Minggu, 10 November 2013

Filosofi Wayang Bupati

Filosofi Wayang Bupati
Toto Suparto  ;   Penelaah Masalah Etika, Penggiat ”Ruang Etika”,
Tinggal di Yogyakarta
SUARA MERDEKA, 09 November 2013


Seorang dalang menjadi bupati bagai setitik air di tengah gurun. Darinya bisa lahir secercah harapan untuk menemukan pemimpin sejati. Pemimpin yang arif atas nilai-nilai kehidupan sebagaimana diajarkan dalam lakon-lakon pewayangan. Kata Benedict ROG Anderson, guru besar emeritus Cornell University, dalam perwayangan tergambar posisi eksistensial orang Jawa.

Termaktub di dalamnya hubungan dengan tatanan alam nyata dan dunia gaib, kepada sejawat, dan kepada diri sendiri. Ajaran wa­yang adalah sistem etika sehingga sangat layak dipraktikkan dalam kehidupan sehari-hari, bukan sekadar wacana di awang-awang. Wayang mengajarkan beragam karakter hebat. Misalnya ada karakter Rencakapra­wa yang oleh dalang selalu digambarkan sebagai, ”sang pemimpin bijak akan dihormati semua rakyat.
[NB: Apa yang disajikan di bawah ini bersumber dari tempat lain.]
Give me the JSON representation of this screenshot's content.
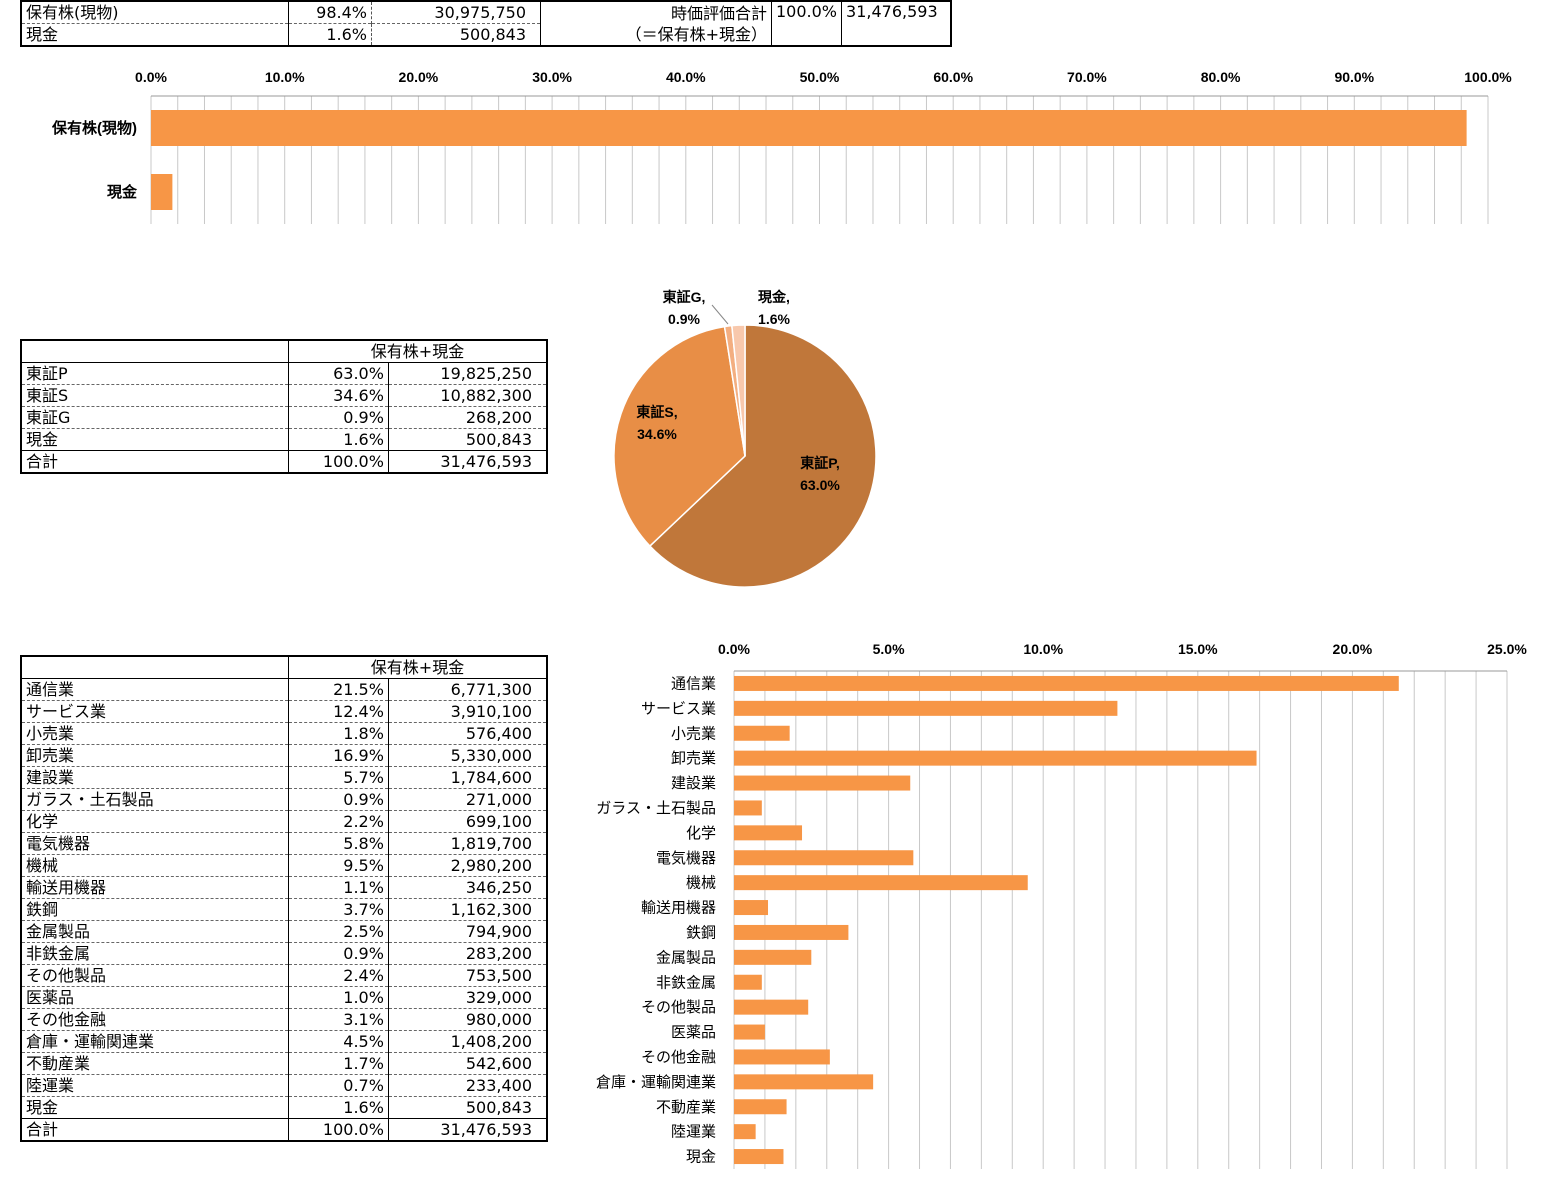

Beliau bijak karena senang memberi sandang kepada rakyat miskin, memberi pangan kepada rakyat yang kelaparan, memberi air kepada rakyat yang kehausan, memberi tongkat kepada orang yang sedang berjalan di tempat licin, memberi tutup kepala kepada rakyat yang kepanasan, dan memiliki cinta kasih terhadap musuh yang sudah menyerah.”

Karakter itu dimiliki oleh sosok Abiyasa, raja bergelar Dewayana (seperti dewa), Sutiknaprawa (bijaksana), dan Rencakaprawa (pelindung dan penolong rakyatnya yang susah). Abiyasa telah mengamalkan Rencakaprawa. Hakikat Rencakaprawa adalah pemimpin sebagai pelayan, bukan malah minta dilayani rakyatnya.

Ki Enthus Susmono, dikenal sebagai dalang wayang kulit dan wayang golek, asal Kabupaten Tegal, memenangi Pilbup Tegal pada 27 Oktober 2013. Kemenangannya menjadi perbincangan nasional, bahkan tak sedikit yang menjadikannya sebagai ”laboratorium” kepemimpinan nasional.

Apakah dengan memahami filsafat wayang, yang sarat ajaran etika, bisa menjadi pemimpin yang mengedepankan kepentingan rakyat? Dalam 5 tahun ke depan, ia diuji apakah mampu mentranformasikan filosofi wa­yang dalam gaya kepemimpinan sehingga bisa mencapai taraf seperti Abi­yasa. Rakyat ber­ha­rap dalang yang men­jadi bu­­­pati itu bisa me­nyandang gelar Ki Enthus ”Abiyasa” Susmono.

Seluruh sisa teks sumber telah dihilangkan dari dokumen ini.